Bohrium (Bh) - Chemical Element Revision Guide

Introduction to Bohrium (Bh)

Bohrium (Bh) is a synthetic chemical element with atomic number 107. It is named after the Danish physicist Niels Bohr.

• Synthetic Element: Bohrium does not occur naturally on Earth. It is exclusively produced in laboratories through nuclear fusion reactions.
• Heavy Element: It is classified as a heavy element due to its high atomic mass (mass number of its isotopes ranges from approximately 261 to 278).
• Rare Element: Only a handful of atoms of Bohrium have ever been synthesized, making it exceedingly rare. Its fleeting existence and minute quantities prevent any practical macroscopic applications.

Periodic Table Placement

Bohrium’s position in the periodic table helps predict its chemical and physical properties.

• Atomic Number (Z): 107
• Group: 7 (VIIB). It is positioned below Manganese (Mn), Technetium (Tc), and Rhenium (Re), and is therefore expected to exhibit properties analogous to these elements, particularly Rhenium.
• Period: 7
• Block: d-block (specifically, a transactinide element, also known as a superheavy element).
• Electronic Configuration (Predicted): [Rn] 5f¹⁴ 6d⁵ 7s²
  • [Rn] represents the electron configuration of Radon, the noble gas preceding Bohrium.
  • The 5f¹⁴ subshell is completely filled.
  • The 6d⁵ and 7s² electrons are the valence electrons, contributing to its chemical behavior as a transition metal.

Radioactivity & Stability

All known isotopes of Bohrium are highly radioactive and unstable.

• Most Stable Isotope: ²⁷⁴Bh
• Half-life: The half-life of ²⁷⁴Bh is approximately 61 seconds. Other isotopes have even shorter half-lives (e.g., ²⁷²Bh has a half-life of ~10 seconds).
• Type of Decay: Bohrium isotopes primarily undergo alpha (α) decay, where an alpha particle (a helium nucleus, ²₄He) is emitted. Spontaneous fission is also observed as a decay mode for some isotopes.

Scientific Importance

Due to its extreme instability and scarcity, Bohrium has no common applications. Its importance lies solely in fundamental scientific research.

• Synthetic Production: Bohrium is synthesized by bombarding heavy target nuclei with lighter ions. A common reaction involves fusing bismuth-209 with chromium-54 ions: ²⁰⁹Bi + ⁵⁴Cr → ²⁶²Bh + 1n (where ‘n’ is a neutron).
• Research into Superheavy Elements: The study of Bohrium contributes to understanding the nuclear structure and properties of superheavy elements.

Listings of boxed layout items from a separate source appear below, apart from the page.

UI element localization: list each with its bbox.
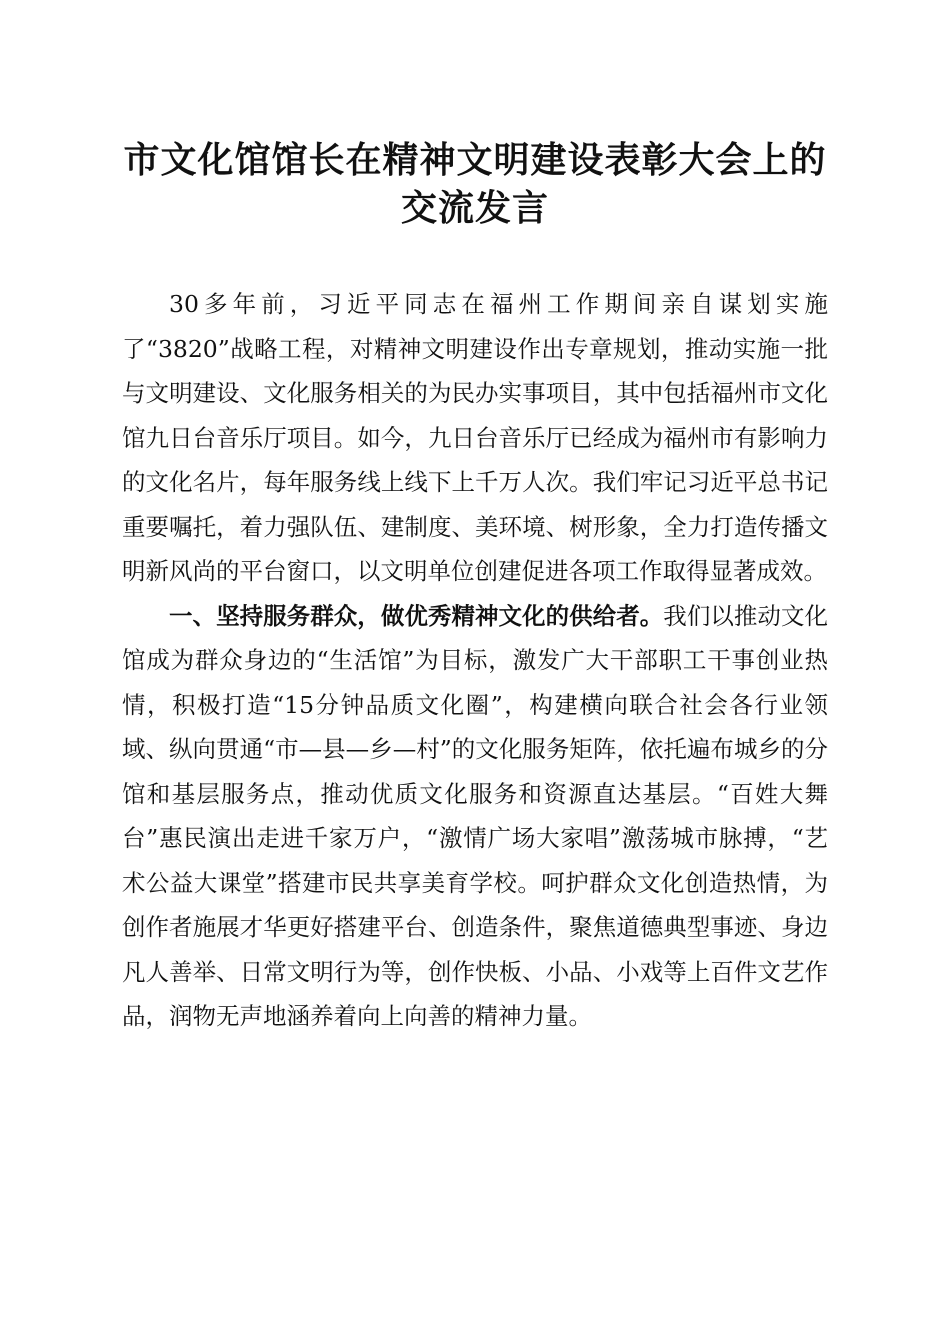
paragraph-text: 我们以推动文化馆成为群众身边的“生活馆”为目标，激发广大干部职工干事创业热情，积极打造“15分钟品质文化圈”，构建横向联合社会各行业领域、纵向贯通“市—县—乡—村”的文化服务矩阵，依托遍布城乡的分馆和基层服务点，推动优质文化服务和资源直达基层。“百姓大舞台”惠民演出走进千家万户，“激情广场大家唱”激荡城市脉搏，“艺术公益大课堂”搭建市民共享美育学校。呵护群众文化创造热情，为创作者施展才华更好搭建平台、创造条件，聚焦道德典型事迹、身边凡人善举、日常文明行为等，创作快板、小品、小戏等上百件文艺作品，润物无声地涵养着向上向善的精神力量。 [122, 601, 829, 1030]
document-body [122, 282, 828, 1039]
paragraph-intro [122, 282, 828, 594]
paragraph-text: 30多年前，习近平同志在福州工作期间亲自谋划实施了“3820”战略工程，对精神文明建设作出专章规划，推动实施一批与文明建设、文化服务相关的为民办实事项目，其中包括福州市文化馆九日台音乐厅项目。如今，九日台音乐厅已经成为福州市有影响力的文化名片，每年服务线上线下上千万人次。我们牢记习近平总书记重要嘱托，着力强队伍、建制度、美环境、树形象，全力打造传播文明新风尚的平台窗口，以文明单位创建促进各项工作取得显著成效。 [122, 290, 828, 585]
section-one-heading: 一、坚持服务群众，做优秀精神文化的供给者。 [169, 601, 664, 630]
paragraph-section-one [122, 594, 828, 1039]
document-title: 市文化馆馆长在精神文明建设表彰大会上的交流发言 [123, 139, 827, 229]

It helps scientists explore the theoretical concept of an “island of stability” – regions of the periodic table where certain superheavy isotopes are predicted to have longer half-lives than their neighbors.
• Validation of Chemical Theories: Although challenging due to its short half-life and single-atom scale experiments, studying the chemical properties of Bohrium helps validate theoretical predictions about how relativistic effects influence the electronic structure and chemical behavior of superheavy elements, particularly its expected resemblance to Rhenium.